Muhammad S. Abdo

Also published as: Muhammad Abdo


2025

Financial Named Entity Recognition (NER) presents a pivotal task in extracting structured information from unstructured financial data, especially when extending its application to languages beyond English. In this paper, we present AMWAL, a named entity recognition system for Arabic financial news. Our approach centered on building a specialized corpus compiled from three major Arabic financial newspapers spanning from 2000 to 2023. Entities were extracted from this corpus using a semi-automatic process that included manual annotation and review to ensure accuracy. The total number of entities identified amounts to 17.1k tokens, distributed across 20 categories, providing a comprehensive coverage of financial entities. To standardize the identified entities, we adopt financial concepts from the Financial Industry Business Ontology (FIBO, 2020), aligning our framework with industry standards. The significance of our work lies not only in the creation of the first customized NER system for Arabic financial data but also in its potential to streamline information extraction processes in the financial domain. Our NER system achieves a Precision score of 96.08, a Recall score of 95.87, and an F1 score of 95.97, which outperforms state-of-the-art general Arabic NER systems as well as other systems for financial NER in other languages.

2024

State-of-the-art (SotA) Natural Language Processing (NLP) technology faces significant challenges with constructions that contain ellipses. Although theoretically well-documented and understood, there needs to be more sufficient cross-linguistic language resources to document, study, and ultimately engineer NLP solutions that can adequately provide analyses for ellipsis constructions. This article describes the typological data set on ellipsis that we created for currently seventeen languages. We demonstrate how SotA parsers based on a variety of syntactic frameworks fail to parse sentences with ellipsis, and in fact, probabilistic, neural, and Large Language Models (LLM) do so, too. We demonstrate experiments that focus on detecting sentences with ellipsis, predicting the position of elided elements, and predicting elided surface forms in the appropriate positions. We show that cross-linguistic variation of ellipsis-related phenomena has different consequences for the architecture of NLP systems.

2023

In this paper, we describe our participation in the NADI2023 shared task for the classification of Arabic dialects in tweets.
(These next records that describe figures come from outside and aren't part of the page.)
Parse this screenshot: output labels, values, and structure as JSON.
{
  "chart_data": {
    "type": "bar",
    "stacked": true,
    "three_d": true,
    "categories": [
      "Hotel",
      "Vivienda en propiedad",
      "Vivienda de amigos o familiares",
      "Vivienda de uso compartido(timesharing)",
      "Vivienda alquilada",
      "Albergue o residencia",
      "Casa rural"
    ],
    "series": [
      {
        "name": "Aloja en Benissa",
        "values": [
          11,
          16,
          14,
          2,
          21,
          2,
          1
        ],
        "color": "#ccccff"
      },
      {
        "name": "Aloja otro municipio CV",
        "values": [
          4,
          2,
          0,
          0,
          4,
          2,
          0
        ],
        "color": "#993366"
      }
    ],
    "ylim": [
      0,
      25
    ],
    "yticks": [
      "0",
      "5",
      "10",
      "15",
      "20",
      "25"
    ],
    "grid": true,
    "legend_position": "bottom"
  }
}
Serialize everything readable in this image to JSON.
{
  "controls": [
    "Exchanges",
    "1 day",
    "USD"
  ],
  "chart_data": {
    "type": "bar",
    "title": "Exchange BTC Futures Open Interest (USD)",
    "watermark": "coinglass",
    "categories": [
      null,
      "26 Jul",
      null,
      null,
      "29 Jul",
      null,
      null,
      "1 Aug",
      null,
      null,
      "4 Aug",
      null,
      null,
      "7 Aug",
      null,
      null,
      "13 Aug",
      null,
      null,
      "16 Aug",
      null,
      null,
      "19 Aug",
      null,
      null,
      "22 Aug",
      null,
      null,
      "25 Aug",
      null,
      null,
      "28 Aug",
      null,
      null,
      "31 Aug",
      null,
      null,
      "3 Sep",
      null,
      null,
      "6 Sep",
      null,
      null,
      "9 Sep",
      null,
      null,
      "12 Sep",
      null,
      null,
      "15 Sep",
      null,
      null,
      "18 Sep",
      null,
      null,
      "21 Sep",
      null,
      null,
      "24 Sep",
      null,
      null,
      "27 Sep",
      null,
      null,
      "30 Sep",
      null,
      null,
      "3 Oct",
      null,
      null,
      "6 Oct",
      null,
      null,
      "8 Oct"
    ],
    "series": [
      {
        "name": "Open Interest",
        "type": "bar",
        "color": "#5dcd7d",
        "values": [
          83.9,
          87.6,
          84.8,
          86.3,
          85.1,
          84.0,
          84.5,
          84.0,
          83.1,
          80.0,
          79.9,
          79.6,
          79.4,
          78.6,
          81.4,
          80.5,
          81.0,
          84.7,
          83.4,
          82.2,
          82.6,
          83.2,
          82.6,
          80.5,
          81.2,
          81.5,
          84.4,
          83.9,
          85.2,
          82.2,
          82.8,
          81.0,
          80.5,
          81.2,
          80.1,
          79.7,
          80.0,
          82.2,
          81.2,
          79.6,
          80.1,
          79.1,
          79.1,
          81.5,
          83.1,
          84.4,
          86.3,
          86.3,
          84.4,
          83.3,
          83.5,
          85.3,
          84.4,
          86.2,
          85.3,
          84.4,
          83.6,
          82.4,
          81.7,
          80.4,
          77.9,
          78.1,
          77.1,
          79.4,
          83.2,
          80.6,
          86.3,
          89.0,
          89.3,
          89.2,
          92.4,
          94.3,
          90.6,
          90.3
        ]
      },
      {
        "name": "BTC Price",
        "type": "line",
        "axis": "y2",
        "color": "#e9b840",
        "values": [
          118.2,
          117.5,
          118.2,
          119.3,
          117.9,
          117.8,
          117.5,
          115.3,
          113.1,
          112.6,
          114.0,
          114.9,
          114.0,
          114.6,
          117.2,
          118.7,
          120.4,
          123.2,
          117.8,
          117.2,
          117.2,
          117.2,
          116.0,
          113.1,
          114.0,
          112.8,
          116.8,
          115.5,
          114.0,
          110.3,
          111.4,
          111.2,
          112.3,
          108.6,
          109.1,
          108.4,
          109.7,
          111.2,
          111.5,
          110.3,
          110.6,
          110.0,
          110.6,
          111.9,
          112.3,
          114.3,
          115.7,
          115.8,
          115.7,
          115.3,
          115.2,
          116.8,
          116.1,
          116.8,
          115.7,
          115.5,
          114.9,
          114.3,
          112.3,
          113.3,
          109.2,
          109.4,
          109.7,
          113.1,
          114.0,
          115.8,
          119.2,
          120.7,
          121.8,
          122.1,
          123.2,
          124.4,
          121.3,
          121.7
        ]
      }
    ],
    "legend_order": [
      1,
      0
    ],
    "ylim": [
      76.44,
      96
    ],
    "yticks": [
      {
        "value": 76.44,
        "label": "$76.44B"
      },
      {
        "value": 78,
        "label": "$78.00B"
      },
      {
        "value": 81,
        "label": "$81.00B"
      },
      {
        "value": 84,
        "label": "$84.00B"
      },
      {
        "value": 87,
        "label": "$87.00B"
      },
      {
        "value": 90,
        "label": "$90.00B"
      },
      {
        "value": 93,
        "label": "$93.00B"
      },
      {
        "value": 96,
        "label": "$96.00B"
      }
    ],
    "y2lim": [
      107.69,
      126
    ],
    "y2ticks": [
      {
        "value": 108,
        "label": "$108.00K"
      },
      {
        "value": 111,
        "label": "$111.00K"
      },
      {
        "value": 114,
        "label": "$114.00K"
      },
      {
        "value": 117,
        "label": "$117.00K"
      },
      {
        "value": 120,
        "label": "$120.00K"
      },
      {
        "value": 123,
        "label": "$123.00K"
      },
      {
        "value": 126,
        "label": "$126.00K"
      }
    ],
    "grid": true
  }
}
For training, evaluation, and testing purposes, a primary dataset comprising tweets from 18 Arab countries is provided, along with three older datasets. The main objective is to develop a model capable of classifying tweets from these 18 countries. We outline our approach, which leverages various machine learning models. Our experiments demonstrate that large language models, particularly Arabertv2-Large, Arabertv2-Base, and CAMeLBERT-Mix DID MADAR, consistently outperform traditional methods such as SVM, XGBOOST, Multinomial Naive Bayes, AdaBoost, and Random Forests.